Sharpening and Truing
 A chef once told me "a sharp knife is a happy knife." It's a little sentimental for my taste. I prefer the saying "a sharp knife is a safe and efficient knife." Having a sharp knife ensures that you have even cuts. Dull knives can become dangerous when you apply extra pressure while pressing down on the knife, the extra pressure leads to less control. There are several ways to sharpen your knife such as using a wet stone, a handheld sharpener and an electric sharpener. Personally, I prefer the handheld sharpener because it is cheap, effective, light and safe to use.
Handheld knife sharpener
Another tool used to keep your knife sharp, but it does not actually sharpen your knife, is called a truing steel. This long, round object keeps knives sharper by straightening out the edge. To use a steel hold the knife in your dominant hand and the steel in the other, with the steel point pressed into a solid waist-high surface. Hold the knife base at the top of the steel at a 20 degree angle. Slowly draw the knife down the length of the steel, pulling the knife back so the entire blade, from base to tip, moves against the steel, as if you were slicing off pieces of the steel. Repeat on the other side. Do this five or six times. Here is a video to show you how to properly use a steel.

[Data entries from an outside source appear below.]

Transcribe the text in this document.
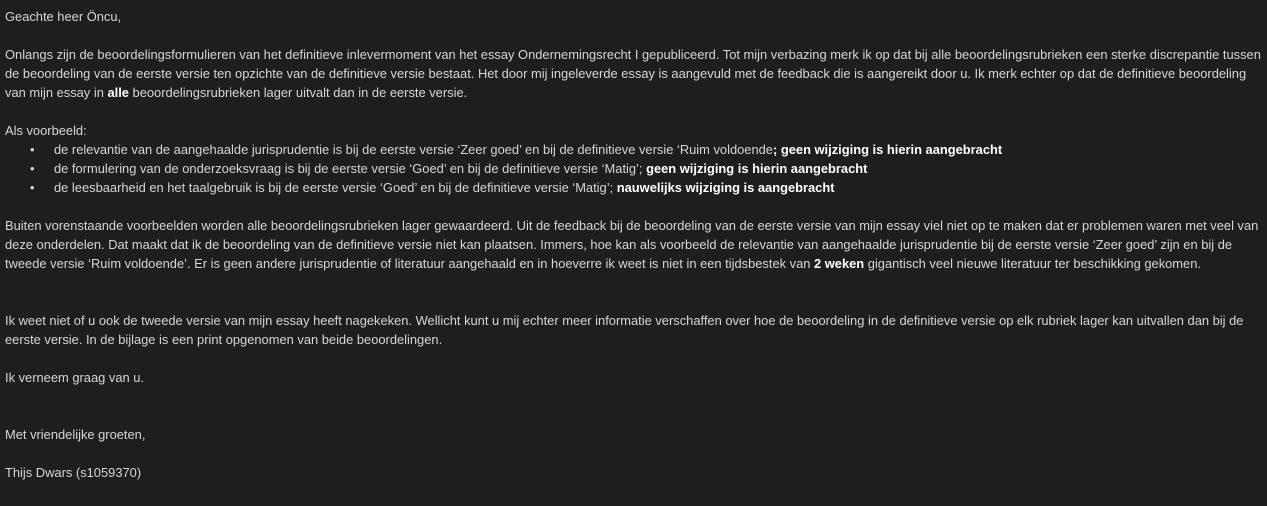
Geachte heer Öncu,

Onlangs zijn de beoordelingsformulieren van het definitieve inlevermoment van het essay Ondernemingsrecht I gepubliceerd. Tot mijn verbazing merk ik op dat bij alle beoordelingsrubrieken een sterke discrepantie tussen de beoordeling van de eerste versie ten opzichte van de definitieve versie bestaat. Het door mij ingeleverde essay is aangevuld met de feedback die is aangereikt door u. Ik merk echter op dat de definitieve beoordeling van mijn essay in alle beoordelingsrubrieken lager uitvalt dan in de eerste versie.

Als voorbeeld:

• de relevantie van de aangehaalde jurisprudentie is bij de eerste versie ‘Zeer goed’ en bij de definitieve versie ‘Ruim voldoende; geen wijziging is hierin aangebracht
• de formulering van de onderzoeksvraag is bij de eerste versie ‘Goed’ en bij de definitieve versie ‘Matig’; geen wijziging is hierin aangebracht
• de leesbaarheid en het taalgebruik is bij de eerste versie ‘Goed’ en bij de definitieve versie ‘Matig’; nauwelijks wijziging is aangebracht

Buiten vorenstaande voorbeelden worden alle beoordelingsrubrieken lager gewaardeerd. Uit de feedback bij de beoordeling van de eerste versie van mijn essay viel niet op te maken dat er problemen waren met veel van deze onderdelen. Dat maakt dat ik de beoordeling van de definitieve versie niet kan plaatsen. Immers, hoe kan als voorbeeld de relevantie van aangehaalde jurisprudentie bij de eerste versie ‘Zeer goed’ zijn en bij de tweede versie ‘Ruim voldoende’. Er is geen andere jurisprudentie of literatuur aangehaald en in hoeverre ik weet is niet in een tijdsbestek van 2 weken gigantisch veel nieuwe literatuur ter beschikking gekomen.

Ik weet niet of u ook de tweede versie van mijn essay heeft nagekeken. Wellicht kunt u mij echter meer informatie verschaffen over hoe de beoordeling in de definitieve versie op elk rubriek lager kan uitvallen dan bij de eerste versie. In de bijlage is een print opgenomen van beide beoordelingen.

Ik verneem graag van u.

Met vriendelijke groeten,

Thijs Dwars (s1059370)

Simple Vegetable Soup Recipe

5 medium red potatoes- cut into medium cubes
2 red onions- cut into a large dice
4 carrots- peeled and cut into a large dice
1 cup mushrooms- cleaned and roughly chopped
Slow Foods members cutting up vegetables.
1 large yellow squash- cut into a large dice
1 head of garlic- peeled and finely chopped
2 tablespoons olive oil
8 cups vegetable stock
5 sprigs fresh thyme
3 fresh sage leaves
4 sprigs fresh rosemary

  1. In a large saute pan heat the olive oil and add the onions, carrots, mushrooms and yellow squash.
  2. Cook the vegetables on medium-high heat for 4 minutes, stirring often. Add the garlic and cook for an additional minute.
  3. Transfer the cooked vegetables to a large sauce pan. Add the potatoes and cover with the vegetable stock.
  4. Bring the soup to a boil, reduce the heat and simmer for 15 minutes.
  5. Add the thyme, rosemary and sage and cook for an additional 5 minutes or until vegetables are tender.
  6. Season with salt and pepper if necessary and serve hot.